Tim Wilson at the Outgames' Human Rights Forum
Human Rights Commissioner Tim Wilson took to the podium at the Outgames Human Rights Forum yesterday to discuss his vision for the Human Rights Commission’s future policies on sexual orientation, gender identity and intersex, or SOGII, issues.
As his first major speech on SOGII issues since commencing at the Australian Human Rights Commission, Wilson outlined what he hoped to achieve in the SOGII space. Wilson said he was encouraged to read the Outgames Human Rights Forum would have a focus on personal stories as a way to highlight humanity and strategise change.
“I commend the bravery of you all in gathering here to share your personal stories and experiences as a strategy to affect change,” he said.
He applauded the dedicated Outgames volunteers and suggested volunteerism was vital when it came to the pursuit of human rights.
“An essential component of free societies is a broad, engaged and responsible private sector including businesses, community groups and individuals that voluntarily collaborate. Its value extends so much further than the mere sum of its contributing parts. Voluntarism binds together the fabric of our society.

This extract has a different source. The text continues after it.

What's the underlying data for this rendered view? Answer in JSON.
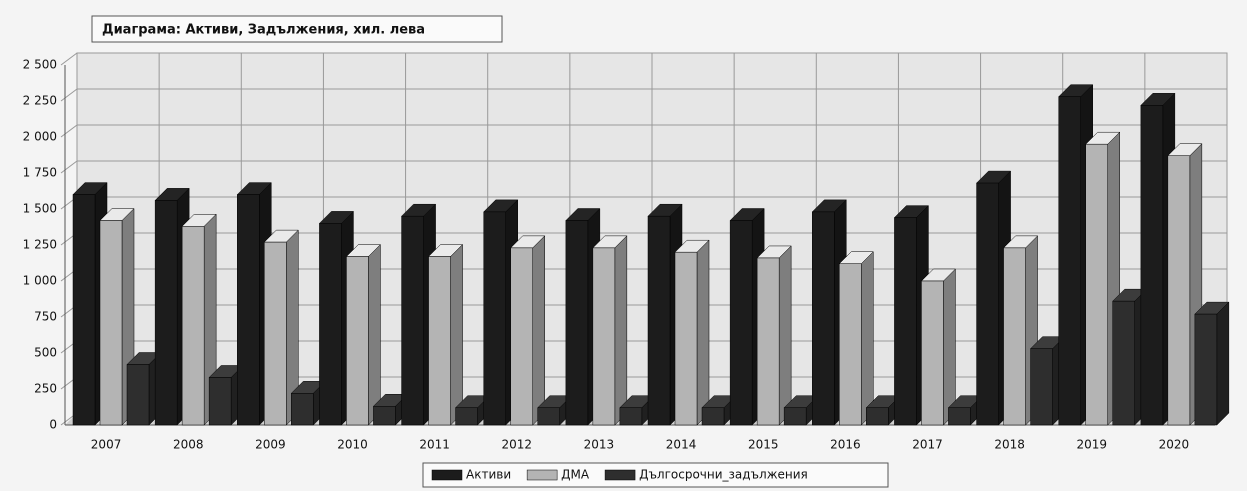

It fills the gaping hole between the micro capacity and interests of the average citizen and the macro role of government…. It is also where the hard and effective work to advance human rights battles are fought and won.”

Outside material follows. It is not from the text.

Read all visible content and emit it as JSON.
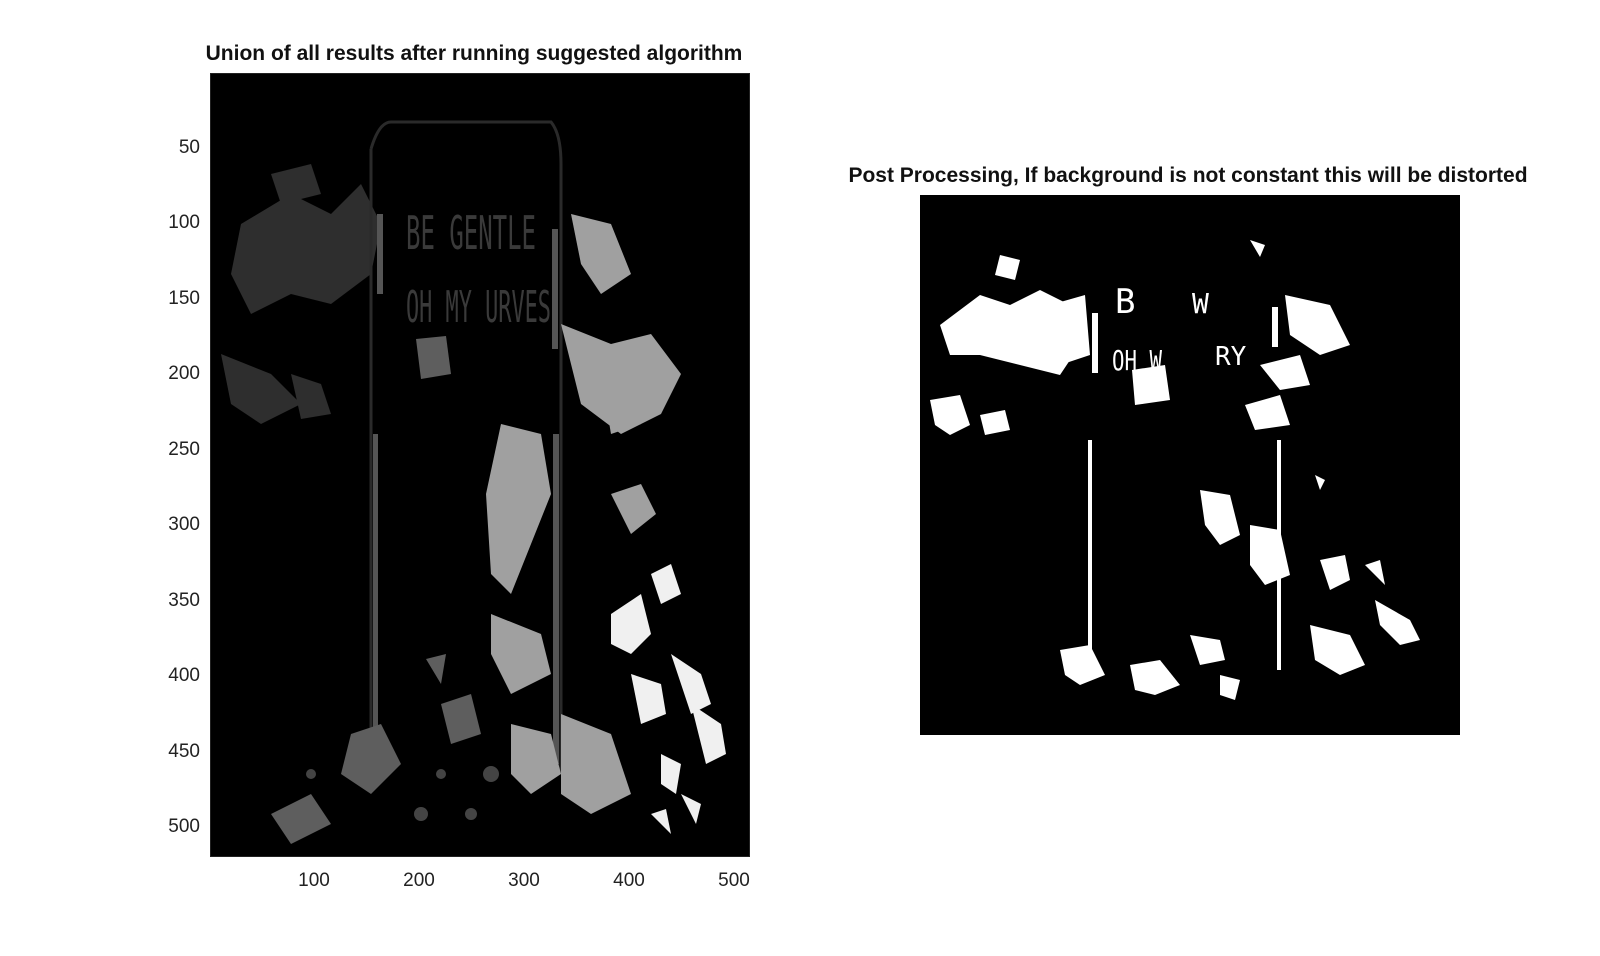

Wilson also spoke of the need and importance for sustainable societal changes as well as legislative changes for the LGBTI communities and the need to develop empathy and understanding within the greater community for LGBTI rights and issues.
“In my role as Australian Human Rights Commissioner, I want to strengthen this non-legislative defence of human rights in Australia,” said Wilson.
He cited the use of inclusive and acceptable terminology to empower individuals as a wayto invoke change and said the Commission supports the right of people to identify their sexual orientation, sex and gender as they choose. He also expressed his desire as a gay man to use his position to focus on LGBTI rights.
“As Australia’s first openly gay Human Rights Commissioner, I welcome the opportunity to utilise my public position to advocate for the realisation of human rights in this context,” said Wilson.
Wilson acknowledged that even with the extent of Australian law reforms, there was still work to be done.
“People of diverse sexual orientations, sex and gender identities in Australia experience discrimination in a number of areas of public life and infringements of their human rights including high rates of violence, harassment and bullying.”
Wilson told the forum he takes a classical liberal perspective on human rights – in that human rights are the protection of the individual from the abuse of government power, that people own their own lives and that they should pursue their opportunities and enterprise, while ensuring they do not do harm to others.
“For SOGGI human rights this separation holds specific implications,” Wilson said. “In Australia, thanks to the sustained efforts of an impressively effective and dedicated lobby of LGBTI communities and people, we have benefited from substantial and sustained law reform in this area.”
He cited victories in the decriminalisation of homosexuality and same-sex relationship recognition, and described marriage equality as inevitable, but suggested there was some way to go to obtain universal human rights for transgender and intersex people.
Wilson suggested it is through understanding of the experiences of discrimination, vilification and harassment that we can really appreciate the importance of equal treatment under law.
“The power of personal stories provides a human face to the experience of discrimination. This in turn leads to real and sustainable change in the realisation of SOGGI human rights.”
According to Wilson cultural change is what is needed to eliminate the final barriers to human rights for LGBTI Australians. He suggested sports played an important role in promoting cultural change and called attention to the work of the Bingham Cup – an international gay rugby tournament to be held in Sydney in August – whose organisers developed an anti-homophobia framework which has since been adopted by the five major Australian sporting codes.
“This is a genuine watershed moment for LGBTI Australians period, and equally in the history of Australian sporting history,” said Wilson. Sport is a national pastime. It binds us as a nation. It is one of the last frontiers to advance inclusiveness."
While Wilson said the work done by the Bingham Cup organisers was impressive, he said there was still much to be done.
“The Human Rights Commission, working with the Sports Commission, is now working to broaden the scope of the inclusiveness framework to go beyond LGB and include T and I.
“We then want to expand it further and seek the support of all professional sporting codes having built and learned from the hard work already done. We are then keen to continue to drive change from professional codes and see the spirit adopted by non-professional codes, peak bodies all the way down to community and school sports.”
Wilson believes it is changes such as this, which will impact on all LGBTI Australians.
“This work will make a tangible difference to the lives of LGBTI Australians. That difference will not just mean that LGBTI Australians can feel more confident participating in sports, it will challenge another remaining environment where there is still a, at least perceived, prevalence of prejudice and provide another contact point for, particularly, young Australians questioning their sexuality or gender identity to know that it is ok to be who they are. But it also makes sports more inclusive, will encourages people to participate and help them to gain the confidence that participation and achievement sports can provide."